Because specific bacteria are responsible for many middle ear infections, vaccination makes a real difference. A large Cochrane review of 11 clinical trials covering more than 60,000 children found that pneumococcal vaccines reduced bacterial ear infections by 11 to 53 percent, depending on the specific vaccine and study. The wide range reflects differences in vaccine formulations and populations studied, but the overall trend is clear: vaccinated children get fewer ear infections caused by the most common bacterial culprits.

Preventing Outer Ear Infections

Keeping your ear canals dry is the most effective prevention for swimmer’s ear. After swimming or showering, tilt your head to each side and let water drain out. You can gently dry the outer ear with a towel. Avoid inserting cotton swabs or other objects into the canal, since they push wax deeper and can damage the skin lining that serves as your first barrier against infection. If you swim regularly, over-the-counter drying drops can help evaporate residual water.

What Happens Once You Have One

Middle ear infections often resolve on their own within a few days. Pain and pressure are the main symptoms, sometimes accompanied by temporary hearing muffling on the affected side. In children, you might notice ear tugging, irritability, or trouble sleeping.
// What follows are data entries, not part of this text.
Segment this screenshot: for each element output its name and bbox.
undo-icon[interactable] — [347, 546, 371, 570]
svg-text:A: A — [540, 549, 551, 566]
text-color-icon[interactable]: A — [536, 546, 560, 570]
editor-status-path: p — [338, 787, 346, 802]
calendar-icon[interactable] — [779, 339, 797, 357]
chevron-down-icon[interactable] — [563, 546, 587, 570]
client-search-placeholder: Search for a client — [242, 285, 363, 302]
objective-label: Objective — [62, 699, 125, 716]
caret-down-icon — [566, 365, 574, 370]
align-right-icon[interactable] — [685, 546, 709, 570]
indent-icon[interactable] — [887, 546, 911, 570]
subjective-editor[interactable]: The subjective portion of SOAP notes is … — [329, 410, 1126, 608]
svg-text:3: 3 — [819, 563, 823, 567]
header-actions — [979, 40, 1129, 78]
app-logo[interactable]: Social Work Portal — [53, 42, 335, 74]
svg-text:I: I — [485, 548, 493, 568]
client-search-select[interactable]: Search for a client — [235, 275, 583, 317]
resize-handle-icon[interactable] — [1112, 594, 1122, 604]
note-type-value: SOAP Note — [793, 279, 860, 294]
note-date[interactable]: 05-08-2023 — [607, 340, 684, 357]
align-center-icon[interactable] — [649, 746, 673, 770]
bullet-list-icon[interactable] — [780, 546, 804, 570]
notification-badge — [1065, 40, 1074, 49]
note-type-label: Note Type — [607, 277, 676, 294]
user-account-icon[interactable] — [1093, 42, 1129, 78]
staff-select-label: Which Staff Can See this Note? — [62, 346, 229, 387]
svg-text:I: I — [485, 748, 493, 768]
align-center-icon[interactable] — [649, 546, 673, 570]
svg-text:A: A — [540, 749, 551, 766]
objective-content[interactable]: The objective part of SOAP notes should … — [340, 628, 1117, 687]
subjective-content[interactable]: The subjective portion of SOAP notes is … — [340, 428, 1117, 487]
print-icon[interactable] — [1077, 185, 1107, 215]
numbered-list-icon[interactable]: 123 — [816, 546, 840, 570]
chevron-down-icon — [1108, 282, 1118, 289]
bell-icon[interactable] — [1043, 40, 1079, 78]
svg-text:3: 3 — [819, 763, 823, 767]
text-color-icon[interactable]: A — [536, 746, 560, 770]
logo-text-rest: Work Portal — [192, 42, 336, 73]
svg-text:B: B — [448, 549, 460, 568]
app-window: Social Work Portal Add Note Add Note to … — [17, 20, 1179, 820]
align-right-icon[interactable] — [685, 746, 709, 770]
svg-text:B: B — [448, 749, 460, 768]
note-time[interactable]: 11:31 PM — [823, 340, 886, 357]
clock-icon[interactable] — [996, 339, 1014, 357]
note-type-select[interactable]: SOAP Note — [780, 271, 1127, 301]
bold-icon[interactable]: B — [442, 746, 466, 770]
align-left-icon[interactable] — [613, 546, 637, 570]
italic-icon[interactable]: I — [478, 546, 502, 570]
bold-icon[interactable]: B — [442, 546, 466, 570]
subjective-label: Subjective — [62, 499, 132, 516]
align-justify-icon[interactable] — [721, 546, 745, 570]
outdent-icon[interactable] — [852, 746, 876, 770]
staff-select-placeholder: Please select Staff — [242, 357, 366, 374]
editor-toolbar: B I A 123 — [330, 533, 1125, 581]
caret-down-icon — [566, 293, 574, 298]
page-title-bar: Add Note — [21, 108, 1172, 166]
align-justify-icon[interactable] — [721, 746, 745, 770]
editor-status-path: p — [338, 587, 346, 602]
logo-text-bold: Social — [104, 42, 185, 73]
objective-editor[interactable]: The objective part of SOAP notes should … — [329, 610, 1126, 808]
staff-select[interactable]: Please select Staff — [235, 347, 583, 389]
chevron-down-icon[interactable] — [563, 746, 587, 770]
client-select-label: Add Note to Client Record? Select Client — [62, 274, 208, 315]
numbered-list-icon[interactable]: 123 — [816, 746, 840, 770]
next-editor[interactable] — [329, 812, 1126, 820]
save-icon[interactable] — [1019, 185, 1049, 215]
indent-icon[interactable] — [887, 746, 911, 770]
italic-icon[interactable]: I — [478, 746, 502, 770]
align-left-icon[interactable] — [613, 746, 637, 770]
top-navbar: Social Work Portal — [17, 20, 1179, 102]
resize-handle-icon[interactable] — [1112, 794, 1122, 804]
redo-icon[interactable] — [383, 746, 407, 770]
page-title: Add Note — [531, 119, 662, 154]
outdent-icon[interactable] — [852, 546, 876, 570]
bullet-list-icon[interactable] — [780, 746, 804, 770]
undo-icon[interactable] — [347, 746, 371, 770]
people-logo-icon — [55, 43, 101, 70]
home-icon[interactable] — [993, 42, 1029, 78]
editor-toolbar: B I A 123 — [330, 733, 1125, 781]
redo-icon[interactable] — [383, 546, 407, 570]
Antibiotics aren’t automatically prescribed unless symptoms are severe, fever is high, or the infection hasn’t improved after two to three days of watchful waiting. Pain relievers are typically the first step.

Outer ear infections feel different. The pain tends to worsen when you pull on the earlobe or press on the small flap of cartilage in front of the ear canal. You might notice itching, redness, or discharge. These infections don’t clear up on their own and need antibiotic drops to heal, usually over the course of a week to ten days.

In both cases, the discomfort is usually the worst part. Most ear infections, whether in children or adults, resolve fully without lasting effects on hearing or ear health.